Le pollen (du grec palè : farine ou poussière) constitue, chez les végétaux supérieurs, l'élément fécondant mâle de la fleur : ce sont de minuscules grains de forme plus ou moins ovoïde de quelques dizaines de micromètres de diamètre, initialement contenus dans l'anthère à l'extrémité des étamines.
Comme l'ovule, le grain de pollen n'est pas un gamète mais un gamétophyte, un producteur de gamète.

L'homologue du grain de pollen chez les végétaux inférieurs (algues, mousses, prothalle des fougères) est le gamétophyte mâle.

Il correspond à la phase haploïde du développement du végétal.


Il existe des pollens de moins de 10 µm ; ce sont eux qui sont les plus allergènes : bouleau, aulne, charme, noisetier, châtaignier, chêne, cyprès, frêne, olivier, peuplier, platane...

On considère que les pollens les plus petits sont ceux du myosotis (7µm) et les plus gros, ceux de la courge (150µm).

Le pollen peut se composer d'un grain isolé (monade inaperturé, poré, colpé ou colporé) ou de grains multiples (dyade, tetrade, polyade).


Le grain de pollen est une contenant le gamétophyte mâle.

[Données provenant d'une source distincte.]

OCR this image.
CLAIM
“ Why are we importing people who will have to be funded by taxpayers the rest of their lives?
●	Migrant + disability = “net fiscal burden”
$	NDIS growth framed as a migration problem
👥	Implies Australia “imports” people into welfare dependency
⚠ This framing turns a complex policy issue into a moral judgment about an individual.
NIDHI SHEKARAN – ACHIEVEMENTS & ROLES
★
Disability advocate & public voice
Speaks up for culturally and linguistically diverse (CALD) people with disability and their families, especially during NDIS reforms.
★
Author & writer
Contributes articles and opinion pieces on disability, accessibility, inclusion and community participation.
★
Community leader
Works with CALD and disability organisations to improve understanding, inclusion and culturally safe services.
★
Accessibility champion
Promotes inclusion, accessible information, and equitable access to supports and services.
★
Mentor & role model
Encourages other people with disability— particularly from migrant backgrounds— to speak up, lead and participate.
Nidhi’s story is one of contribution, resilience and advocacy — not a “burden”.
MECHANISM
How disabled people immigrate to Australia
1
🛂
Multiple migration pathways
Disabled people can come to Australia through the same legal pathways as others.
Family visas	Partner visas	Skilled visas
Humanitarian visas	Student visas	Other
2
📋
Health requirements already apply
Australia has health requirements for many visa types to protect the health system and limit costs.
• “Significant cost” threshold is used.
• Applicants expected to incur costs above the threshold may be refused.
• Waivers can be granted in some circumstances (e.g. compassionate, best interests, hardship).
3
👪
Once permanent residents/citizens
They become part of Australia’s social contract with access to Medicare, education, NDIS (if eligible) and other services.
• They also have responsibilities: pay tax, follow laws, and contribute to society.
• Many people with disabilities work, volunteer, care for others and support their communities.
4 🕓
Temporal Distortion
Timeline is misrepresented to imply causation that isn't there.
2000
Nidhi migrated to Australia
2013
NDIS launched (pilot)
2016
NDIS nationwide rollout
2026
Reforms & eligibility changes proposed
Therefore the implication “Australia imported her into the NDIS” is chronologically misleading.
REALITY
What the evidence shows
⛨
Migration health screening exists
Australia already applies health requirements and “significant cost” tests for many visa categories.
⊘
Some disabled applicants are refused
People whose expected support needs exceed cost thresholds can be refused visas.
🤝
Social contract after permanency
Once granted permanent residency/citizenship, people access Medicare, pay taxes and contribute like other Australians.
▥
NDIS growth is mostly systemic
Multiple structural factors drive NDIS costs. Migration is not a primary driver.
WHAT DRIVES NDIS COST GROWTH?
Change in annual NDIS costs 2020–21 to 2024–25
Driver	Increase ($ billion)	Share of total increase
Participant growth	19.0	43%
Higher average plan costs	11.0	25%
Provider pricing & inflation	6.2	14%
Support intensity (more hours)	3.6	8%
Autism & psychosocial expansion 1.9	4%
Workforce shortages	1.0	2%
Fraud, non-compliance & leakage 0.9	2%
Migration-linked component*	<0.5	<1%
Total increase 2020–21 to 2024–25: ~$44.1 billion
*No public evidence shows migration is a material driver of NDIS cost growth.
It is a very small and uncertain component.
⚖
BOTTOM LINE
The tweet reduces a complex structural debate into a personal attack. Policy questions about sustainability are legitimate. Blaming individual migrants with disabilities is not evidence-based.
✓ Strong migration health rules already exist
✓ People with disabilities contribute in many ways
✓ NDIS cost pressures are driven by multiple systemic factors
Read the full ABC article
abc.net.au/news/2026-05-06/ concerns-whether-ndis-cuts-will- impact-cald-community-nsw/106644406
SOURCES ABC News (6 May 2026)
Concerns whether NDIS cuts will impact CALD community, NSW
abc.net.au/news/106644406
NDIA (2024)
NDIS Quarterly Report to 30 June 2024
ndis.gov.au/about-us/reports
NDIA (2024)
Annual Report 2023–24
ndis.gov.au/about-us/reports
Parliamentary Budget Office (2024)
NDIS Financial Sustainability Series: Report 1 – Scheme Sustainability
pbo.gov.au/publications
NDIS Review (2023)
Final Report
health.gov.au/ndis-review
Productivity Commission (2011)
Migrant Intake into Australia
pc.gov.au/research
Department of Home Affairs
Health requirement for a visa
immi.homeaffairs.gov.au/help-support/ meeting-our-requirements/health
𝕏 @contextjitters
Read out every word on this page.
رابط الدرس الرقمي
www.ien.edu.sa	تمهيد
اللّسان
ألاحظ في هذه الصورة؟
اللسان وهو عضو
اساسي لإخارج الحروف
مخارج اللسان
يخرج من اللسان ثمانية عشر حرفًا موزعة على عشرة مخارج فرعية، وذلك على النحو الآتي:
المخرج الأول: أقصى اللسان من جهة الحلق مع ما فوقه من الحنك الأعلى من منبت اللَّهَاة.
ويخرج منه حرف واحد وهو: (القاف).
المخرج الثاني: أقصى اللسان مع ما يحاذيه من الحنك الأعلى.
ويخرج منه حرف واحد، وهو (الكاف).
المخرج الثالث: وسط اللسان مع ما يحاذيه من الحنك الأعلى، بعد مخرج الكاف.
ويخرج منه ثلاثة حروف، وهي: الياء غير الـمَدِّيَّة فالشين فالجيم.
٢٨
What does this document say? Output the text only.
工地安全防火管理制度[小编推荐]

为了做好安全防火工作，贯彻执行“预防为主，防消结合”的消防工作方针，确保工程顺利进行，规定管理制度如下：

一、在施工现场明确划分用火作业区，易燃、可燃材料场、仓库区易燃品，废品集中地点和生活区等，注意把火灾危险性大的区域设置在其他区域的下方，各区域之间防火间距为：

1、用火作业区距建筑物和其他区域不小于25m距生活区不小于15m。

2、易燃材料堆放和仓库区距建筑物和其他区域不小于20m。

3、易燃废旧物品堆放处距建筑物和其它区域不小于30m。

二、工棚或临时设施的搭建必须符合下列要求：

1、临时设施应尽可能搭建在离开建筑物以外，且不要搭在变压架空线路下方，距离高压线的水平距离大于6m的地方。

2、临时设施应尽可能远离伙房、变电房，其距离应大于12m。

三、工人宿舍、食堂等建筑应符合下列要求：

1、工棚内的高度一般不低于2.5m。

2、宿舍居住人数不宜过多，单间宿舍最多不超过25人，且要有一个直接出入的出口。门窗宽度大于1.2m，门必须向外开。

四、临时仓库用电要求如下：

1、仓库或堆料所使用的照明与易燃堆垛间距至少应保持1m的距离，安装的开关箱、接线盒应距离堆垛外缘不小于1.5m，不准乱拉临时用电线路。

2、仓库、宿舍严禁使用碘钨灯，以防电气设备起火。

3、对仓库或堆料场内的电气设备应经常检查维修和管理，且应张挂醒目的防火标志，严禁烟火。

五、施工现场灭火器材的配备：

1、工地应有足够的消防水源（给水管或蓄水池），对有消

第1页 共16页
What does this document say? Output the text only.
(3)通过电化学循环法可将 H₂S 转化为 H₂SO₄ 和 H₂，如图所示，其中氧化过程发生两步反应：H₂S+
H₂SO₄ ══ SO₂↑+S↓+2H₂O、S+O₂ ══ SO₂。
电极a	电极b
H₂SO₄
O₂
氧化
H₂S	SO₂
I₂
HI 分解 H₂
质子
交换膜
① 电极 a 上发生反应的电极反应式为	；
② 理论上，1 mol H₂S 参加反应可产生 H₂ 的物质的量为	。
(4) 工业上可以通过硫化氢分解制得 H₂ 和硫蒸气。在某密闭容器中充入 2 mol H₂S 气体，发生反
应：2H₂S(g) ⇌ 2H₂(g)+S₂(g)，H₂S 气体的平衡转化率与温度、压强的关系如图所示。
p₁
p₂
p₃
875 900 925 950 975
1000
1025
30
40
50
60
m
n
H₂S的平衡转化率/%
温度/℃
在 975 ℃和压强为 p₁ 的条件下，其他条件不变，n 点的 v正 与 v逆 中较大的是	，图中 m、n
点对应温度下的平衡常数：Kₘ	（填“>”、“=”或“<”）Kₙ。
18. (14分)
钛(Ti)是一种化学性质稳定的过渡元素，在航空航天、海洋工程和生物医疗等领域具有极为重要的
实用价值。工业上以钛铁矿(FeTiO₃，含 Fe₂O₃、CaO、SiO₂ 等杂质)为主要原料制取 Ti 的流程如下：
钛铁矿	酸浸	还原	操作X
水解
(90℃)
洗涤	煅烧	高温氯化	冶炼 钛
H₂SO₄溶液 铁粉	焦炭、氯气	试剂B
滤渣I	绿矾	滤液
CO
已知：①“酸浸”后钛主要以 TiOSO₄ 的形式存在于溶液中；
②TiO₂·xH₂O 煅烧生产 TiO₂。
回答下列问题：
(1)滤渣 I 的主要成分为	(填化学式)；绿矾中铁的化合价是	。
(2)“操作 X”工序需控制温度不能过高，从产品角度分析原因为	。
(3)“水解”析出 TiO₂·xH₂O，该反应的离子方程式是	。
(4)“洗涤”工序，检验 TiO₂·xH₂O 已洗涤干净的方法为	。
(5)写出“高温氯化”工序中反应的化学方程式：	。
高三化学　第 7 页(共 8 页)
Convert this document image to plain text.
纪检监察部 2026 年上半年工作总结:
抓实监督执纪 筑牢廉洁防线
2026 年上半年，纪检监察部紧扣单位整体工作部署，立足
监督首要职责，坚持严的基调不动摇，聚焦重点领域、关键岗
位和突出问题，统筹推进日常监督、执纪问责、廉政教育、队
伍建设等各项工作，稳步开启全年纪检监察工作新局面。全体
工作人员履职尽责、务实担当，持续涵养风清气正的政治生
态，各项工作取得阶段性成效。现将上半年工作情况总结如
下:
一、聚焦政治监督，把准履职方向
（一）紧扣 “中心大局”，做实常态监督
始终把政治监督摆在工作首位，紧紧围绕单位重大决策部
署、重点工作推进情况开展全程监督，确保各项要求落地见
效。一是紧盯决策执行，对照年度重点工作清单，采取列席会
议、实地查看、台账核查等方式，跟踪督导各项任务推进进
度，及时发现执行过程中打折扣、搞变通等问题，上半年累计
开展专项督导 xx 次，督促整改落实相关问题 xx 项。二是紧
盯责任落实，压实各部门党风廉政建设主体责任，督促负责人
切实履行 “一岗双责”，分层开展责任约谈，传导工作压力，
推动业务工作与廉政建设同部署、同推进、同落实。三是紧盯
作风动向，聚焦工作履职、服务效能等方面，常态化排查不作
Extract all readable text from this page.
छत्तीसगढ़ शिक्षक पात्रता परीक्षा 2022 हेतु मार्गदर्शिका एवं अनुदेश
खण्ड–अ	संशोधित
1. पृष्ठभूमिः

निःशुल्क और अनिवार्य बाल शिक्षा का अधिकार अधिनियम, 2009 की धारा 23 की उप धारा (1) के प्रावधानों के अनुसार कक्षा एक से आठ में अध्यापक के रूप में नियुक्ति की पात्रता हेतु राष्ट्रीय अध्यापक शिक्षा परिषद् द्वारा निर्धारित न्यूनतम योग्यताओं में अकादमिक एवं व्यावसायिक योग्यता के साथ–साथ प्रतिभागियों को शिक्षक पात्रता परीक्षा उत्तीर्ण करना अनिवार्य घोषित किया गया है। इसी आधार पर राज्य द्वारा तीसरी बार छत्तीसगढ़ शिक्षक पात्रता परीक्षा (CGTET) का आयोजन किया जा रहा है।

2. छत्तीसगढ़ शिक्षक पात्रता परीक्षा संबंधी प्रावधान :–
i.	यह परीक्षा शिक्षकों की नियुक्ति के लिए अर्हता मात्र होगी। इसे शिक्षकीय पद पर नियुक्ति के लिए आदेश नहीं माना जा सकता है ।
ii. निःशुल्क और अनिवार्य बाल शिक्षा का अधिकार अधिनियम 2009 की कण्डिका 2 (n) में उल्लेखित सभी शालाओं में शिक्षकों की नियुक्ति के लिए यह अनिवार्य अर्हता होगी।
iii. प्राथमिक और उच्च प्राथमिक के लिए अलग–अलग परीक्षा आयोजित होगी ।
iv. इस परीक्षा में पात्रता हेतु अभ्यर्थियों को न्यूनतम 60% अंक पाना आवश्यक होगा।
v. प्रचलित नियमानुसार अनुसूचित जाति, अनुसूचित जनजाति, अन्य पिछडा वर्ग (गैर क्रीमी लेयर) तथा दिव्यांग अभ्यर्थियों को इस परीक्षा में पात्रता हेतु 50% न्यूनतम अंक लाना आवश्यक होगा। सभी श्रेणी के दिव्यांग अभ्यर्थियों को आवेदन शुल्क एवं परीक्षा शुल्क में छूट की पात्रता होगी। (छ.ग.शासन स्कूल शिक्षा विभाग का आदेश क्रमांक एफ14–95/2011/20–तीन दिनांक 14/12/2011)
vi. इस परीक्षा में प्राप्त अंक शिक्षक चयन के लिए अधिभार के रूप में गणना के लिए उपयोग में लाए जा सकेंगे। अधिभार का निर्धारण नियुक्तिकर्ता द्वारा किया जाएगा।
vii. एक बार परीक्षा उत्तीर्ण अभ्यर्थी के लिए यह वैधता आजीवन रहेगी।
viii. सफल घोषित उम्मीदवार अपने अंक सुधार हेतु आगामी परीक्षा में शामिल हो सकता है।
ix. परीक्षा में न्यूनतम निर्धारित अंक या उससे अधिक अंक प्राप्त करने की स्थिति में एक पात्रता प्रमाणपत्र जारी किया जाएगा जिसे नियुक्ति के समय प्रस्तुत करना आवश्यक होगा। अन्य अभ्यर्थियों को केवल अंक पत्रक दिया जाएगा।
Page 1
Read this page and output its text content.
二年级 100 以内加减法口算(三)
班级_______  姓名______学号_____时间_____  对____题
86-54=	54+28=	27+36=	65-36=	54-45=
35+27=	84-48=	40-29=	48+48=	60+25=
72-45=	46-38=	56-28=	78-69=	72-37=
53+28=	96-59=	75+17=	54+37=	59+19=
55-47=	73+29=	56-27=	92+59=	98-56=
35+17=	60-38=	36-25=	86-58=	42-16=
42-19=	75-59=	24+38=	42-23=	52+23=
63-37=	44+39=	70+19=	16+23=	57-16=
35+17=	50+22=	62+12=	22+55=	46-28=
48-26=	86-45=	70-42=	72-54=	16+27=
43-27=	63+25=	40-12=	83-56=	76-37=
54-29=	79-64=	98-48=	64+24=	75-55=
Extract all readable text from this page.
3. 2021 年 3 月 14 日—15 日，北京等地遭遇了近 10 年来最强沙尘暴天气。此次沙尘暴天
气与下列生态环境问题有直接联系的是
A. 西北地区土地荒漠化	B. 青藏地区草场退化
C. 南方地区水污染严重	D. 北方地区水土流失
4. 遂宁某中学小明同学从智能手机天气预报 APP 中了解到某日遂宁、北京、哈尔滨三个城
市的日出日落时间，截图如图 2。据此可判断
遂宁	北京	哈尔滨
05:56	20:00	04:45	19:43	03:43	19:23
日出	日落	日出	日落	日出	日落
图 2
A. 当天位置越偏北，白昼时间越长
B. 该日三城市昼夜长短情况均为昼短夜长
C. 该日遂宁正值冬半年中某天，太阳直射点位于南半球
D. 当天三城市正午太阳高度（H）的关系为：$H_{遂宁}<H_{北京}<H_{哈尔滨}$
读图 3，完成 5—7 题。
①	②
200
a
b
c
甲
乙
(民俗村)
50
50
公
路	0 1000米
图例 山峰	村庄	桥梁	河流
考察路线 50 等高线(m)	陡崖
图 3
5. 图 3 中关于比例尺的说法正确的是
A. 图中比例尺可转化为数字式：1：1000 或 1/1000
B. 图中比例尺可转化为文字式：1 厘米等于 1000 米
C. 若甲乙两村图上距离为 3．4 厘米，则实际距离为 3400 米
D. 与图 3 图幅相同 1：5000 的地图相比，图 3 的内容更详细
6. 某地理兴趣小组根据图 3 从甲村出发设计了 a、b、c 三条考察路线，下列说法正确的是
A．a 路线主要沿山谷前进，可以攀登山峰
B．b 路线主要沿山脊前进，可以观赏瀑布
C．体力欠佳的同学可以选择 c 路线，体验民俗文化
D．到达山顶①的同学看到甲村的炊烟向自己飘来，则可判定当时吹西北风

Il apparaît chez les présepermaphytes, qui ne libèrent donc pas de spores puisqu'elles restent sur le sporophyte.

Il est constitué habituellement

* de deux ou trois cellules non cloisonnées. Il comporte deux noyaux haploïdes : le plus gros est le noyau végétatif, l'autre le noyau génératif ou reproducteur. La cellule végétative est constituée d'un noyau, d'organites, de petites vacuoles déshydratées et de réserves (amidon, gouttelettes lipidiques). Sa première fonction est d'assurer la survie du grain de pollen, sa seconde fonction sera de fabriquer le tube pollinique. La cellule reproductrice est petite, excentrée et entourée par la cellule végétative. Le noyau est condensé et bloqué en prophase I de méiose.
* d'une enveloppe constituée de plusieurs couches dont une couche externe très résistante, l'exine, constituée de sporopollenine. Cette couche comporte des apertures, points de moindre résistance, qui permettront l'émission du tube pollinique destiné à féconder l'ovule. L'exine résiste aux dégradations chimiques et biologiques, permettant au pollen d'être diffusé dans l'environnement sans être abîmé. L'ectexine est plus alvéolaire que les autres couches et peut être lisse (dissémination par le vent) ou ornementée (pour accrocher aux poils animaux, aux pattes des insectes etc.). L'intine est formée de polysaccharides et de cellulose.

Les ornements portés par le pollen sont souvent caractéristique de l'espèce. Ils rendent possible l'identification de la plante qui a produit le grain de pollen, parfois même des millions d'années après son émission.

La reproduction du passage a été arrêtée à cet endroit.